My first reaction is to suggest that you're under-estimating the
brutality human males often inflict on women, but your point's well
taken. I *think* that Smuts means to say that human male dominance is
better organized and multi-facited than other primates' "sexism."
Certainly, we've less proclivity to rape than, say, Orang males.

>Perhaps a more interesting question looks at the *range* of human
>social strategies, which vary all over the map from savagely
>patriarchal (in islamic sudan or ch'ing dynasty china, for example) to
>strongly egalitarian (as in modern iceland or mbuti pygmy). Perhaps an
>ecological analysis of human cultural adaptations could be related to
[...]
That's just what a lot of behavioral ecologists are doing, these
days. Including the new, small school of evolutionary feminists. Tara
Armijo-Prewitt, whose study of female genital mutilation (a severe form of
male dominance, but a subtle one, too, because the women's lineages are doing
it, not husbands), is nearing submission of her paper, showing that
resource base and social stratification predict severity of mutilation
practices. (She's in the Galapagos at the moment, so cannot join our
discussion.)

>It seems to me that smuts takes far too political a view of these
>evolutionary processes. She links the presence of female social
>networks to the lack of male coercion, but I don't see that as a causal
>relationship. I would argue that both male coercion and female social
>networks are outgrowths of more fundamental ecological realities... I
>don't have a clear idea of how to express exactly how right now, so I'll
>leave that for later.

I'd like to hear your thoughts on it, once they're articulated. Yes, she
does tend to draw sweeping, causal political generalities from
correlations. I still haven't figured this scientist out, yet. She has
some strange proclivities, and seems a tad more career-promoting than
many academics. (I can't believe she takes group selectionism seriously,
for instance, but note that she's getting a lot of popular press
attention for saying she does.)

>Again, she mistakes symptoms for cause here. Bonobos use non-violent
>means for resolving social conflicts, and in that environment female
>social networks are powerful and effective. In a mileau where violence
>is relatively more common, such networks are just not very useful.

It would be interesting to see if any field studies note male attempts to
coerce (rape) female bonobos being rebuffed by female alliances.
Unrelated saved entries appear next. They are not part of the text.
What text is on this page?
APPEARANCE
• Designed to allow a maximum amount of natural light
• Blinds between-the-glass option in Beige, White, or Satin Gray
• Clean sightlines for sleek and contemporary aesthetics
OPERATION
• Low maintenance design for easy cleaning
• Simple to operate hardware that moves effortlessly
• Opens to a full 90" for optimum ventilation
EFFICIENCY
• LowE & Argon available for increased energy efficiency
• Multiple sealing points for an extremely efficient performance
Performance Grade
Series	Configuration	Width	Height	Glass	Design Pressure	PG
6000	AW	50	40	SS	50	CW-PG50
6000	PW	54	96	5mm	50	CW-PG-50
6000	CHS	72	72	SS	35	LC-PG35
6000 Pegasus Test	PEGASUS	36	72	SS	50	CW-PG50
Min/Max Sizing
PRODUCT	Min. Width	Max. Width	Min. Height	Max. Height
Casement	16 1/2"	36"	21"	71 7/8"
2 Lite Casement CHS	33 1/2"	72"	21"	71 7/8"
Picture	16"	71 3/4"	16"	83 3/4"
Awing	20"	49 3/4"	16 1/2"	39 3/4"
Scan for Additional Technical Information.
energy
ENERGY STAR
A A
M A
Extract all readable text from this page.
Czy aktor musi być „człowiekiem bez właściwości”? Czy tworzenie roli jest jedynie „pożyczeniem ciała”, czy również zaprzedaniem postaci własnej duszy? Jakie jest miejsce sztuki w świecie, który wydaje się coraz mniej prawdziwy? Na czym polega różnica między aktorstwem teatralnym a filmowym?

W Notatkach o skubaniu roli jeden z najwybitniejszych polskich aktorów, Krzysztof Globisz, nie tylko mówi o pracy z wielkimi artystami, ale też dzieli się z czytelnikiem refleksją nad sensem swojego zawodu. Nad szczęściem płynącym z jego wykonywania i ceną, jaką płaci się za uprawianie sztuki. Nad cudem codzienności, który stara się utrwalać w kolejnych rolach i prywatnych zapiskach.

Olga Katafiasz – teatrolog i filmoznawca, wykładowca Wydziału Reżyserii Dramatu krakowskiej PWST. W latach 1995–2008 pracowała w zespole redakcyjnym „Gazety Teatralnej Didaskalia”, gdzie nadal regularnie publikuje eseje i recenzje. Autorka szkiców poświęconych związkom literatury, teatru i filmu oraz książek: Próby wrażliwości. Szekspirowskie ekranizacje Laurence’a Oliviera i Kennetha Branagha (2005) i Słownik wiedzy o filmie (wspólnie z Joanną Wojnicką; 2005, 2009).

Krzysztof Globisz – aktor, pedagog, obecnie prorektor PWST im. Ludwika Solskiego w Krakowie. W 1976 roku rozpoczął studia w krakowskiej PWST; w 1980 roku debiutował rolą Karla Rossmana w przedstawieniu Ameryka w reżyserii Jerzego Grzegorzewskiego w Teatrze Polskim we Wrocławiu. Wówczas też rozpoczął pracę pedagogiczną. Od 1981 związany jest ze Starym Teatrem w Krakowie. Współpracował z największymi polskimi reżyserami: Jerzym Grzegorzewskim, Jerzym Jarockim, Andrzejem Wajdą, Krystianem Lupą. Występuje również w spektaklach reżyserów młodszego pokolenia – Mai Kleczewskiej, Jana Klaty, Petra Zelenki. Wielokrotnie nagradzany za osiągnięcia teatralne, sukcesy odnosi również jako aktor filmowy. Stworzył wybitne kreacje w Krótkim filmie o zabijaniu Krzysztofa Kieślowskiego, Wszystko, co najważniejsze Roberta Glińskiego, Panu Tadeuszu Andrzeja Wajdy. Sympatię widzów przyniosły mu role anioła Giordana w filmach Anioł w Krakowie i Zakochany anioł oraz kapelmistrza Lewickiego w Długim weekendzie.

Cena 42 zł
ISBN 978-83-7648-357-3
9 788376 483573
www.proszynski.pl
That
would support her contention.

>|> 2. Male/male alliances [and psychological adaptations
>|> enhancing participation in them] became more sophisticated
>|> through evolutionary time. [This smacks of group selectionism,
>|> which Smuts embraces, unlike most evolutionists.]
>
>Smuts definately errs in the area of group selectionism, though it's
>not clear to me how hypothesis 2 relates to group selection.

I may have read too much into that, because I know her sympathies for
group selectionism. Cooperation, if reciprocal, poses no great challenge
to the individual/genic-selection model of modern neo-Darwinism, as you know.

>|> 5. Women's self-interested pursuit of their reproductive
>|> interests, they will promote males' collective control over
>|> (other) women. Thus, women as well as men contribute to
>|> male domination by subjugating the greater (female) good to
>|> their own immediate desires and needs.
>
>This looks very silly. The idea that individual women are members of
>some kind of pan-female interest group is a political idea, which
>simply doesn't operate in biological evolution.

Smuts is definitely working from within a feminist framework, remember.
Really, you and she are saying the same thing, but you're not worrying
about placing it in a politically friendly syntax.